As with the other banks, analysts peppered management with questions about how falling interest evaluation in any cases will impact results.

The bank saw net interest income fall to $1 billion in the quarter and said it could be burdened later this year if the market’s assumptions on rate cuts are realized, Pruzan said. A rate cut could relieve trading desks if it produced the right type of volatility, he added. 

Net interest income “is important to us, but not as important as it is to some of the other banks,” Gorman responded Thursday on the analyst conference call. “It’s clearly a headwind, but its not like we don’t have some other things going on call of the hood here.”
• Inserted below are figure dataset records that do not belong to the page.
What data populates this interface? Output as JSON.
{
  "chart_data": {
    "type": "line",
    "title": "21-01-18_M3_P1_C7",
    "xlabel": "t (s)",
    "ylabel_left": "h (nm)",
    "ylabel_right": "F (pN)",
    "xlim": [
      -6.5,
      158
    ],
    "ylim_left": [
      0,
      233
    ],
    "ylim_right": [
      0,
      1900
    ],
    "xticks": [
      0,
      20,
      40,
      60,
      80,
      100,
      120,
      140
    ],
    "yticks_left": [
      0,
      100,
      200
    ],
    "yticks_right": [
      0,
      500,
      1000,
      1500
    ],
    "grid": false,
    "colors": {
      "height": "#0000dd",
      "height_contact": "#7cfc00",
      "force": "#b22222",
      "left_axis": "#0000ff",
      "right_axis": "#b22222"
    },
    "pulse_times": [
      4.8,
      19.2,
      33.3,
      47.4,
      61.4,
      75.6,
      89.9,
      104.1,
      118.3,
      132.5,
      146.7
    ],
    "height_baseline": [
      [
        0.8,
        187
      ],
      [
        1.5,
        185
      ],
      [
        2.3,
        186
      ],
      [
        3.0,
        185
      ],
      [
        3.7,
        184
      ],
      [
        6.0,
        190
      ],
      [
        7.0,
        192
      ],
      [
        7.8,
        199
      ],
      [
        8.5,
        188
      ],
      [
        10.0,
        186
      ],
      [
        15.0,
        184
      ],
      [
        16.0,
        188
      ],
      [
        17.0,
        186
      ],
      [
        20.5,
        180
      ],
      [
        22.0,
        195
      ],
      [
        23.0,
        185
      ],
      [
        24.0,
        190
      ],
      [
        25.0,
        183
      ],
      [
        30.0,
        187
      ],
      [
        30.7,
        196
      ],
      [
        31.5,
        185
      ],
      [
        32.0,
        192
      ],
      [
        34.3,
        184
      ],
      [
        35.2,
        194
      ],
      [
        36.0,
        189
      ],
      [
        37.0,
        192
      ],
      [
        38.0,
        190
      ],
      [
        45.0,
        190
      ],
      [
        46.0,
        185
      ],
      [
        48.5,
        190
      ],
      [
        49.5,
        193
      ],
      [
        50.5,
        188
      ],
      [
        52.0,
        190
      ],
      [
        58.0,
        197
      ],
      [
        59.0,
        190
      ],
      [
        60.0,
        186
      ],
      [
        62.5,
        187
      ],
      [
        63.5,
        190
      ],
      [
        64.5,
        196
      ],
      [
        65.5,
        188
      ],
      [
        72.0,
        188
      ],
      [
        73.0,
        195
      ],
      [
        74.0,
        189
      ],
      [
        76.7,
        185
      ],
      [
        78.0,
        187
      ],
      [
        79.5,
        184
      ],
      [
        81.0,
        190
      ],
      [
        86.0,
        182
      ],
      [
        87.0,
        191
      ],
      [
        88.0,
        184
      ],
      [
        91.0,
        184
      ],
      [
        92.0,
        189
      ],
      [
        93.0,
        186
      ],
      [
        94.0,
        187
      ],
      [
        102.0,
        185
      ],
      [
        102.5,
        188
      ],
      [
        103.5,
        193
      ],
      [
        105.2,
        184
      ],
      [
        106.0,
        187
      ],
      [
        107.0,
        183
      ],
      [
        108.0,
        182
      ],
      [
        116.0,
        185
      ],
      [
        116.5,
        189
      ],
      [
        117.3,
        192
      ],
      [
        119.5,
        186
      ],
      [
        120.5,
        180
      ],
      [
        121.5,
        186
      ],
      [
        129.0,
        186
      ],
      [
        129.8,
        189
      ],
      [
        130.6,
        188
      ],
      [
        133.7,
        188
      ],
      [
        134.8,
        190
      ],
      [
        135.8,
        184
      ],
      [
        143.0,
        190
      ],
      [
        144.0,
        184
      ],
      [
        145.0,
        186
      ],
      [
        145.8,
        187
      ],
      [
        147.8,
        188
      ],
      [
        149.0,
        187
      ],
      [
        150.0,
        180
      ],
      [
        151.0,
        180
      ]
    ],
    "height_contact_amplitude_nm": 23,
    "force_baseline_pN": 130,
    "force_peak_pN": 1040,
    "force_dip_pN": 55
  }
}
Shares of the firm have climbed 10% this year before the earnings report, smell the KBW Bank Index and competitors including Goldman Sachs and J.P. Morgan Chase.

The firm said last month it won lenience from the Federal Reserve to increase its quarterly dividend to 35 cents a share from 30 cents and repurchase $6 billion in share outs.

Morgan Stanley is the last of the six largest U.S. banks to report second-quarter earnings. Citigroup, J.P. Morgan, Wells Fargo, Goldman Sachs and Bank of America all fagged analysts’ profit expectations as most of the firms benefited from one-time items including a gain on the IPO of electronic deal platform Tradeweb.

Here’s what Wall Street expected:

  • Earnings: $1.14 a share, 12% lower than a year earlier, go together to Refinitiv
  • Revenue: $9.99 billion, 5.8% lower than a year earlier
  • Wealth management: $4.35 billion, according to FactSet
  • Traffic: Equities $2.2 billion, fixed Income $1.32 billion

With reporting from CNBC’s Leslie Picker.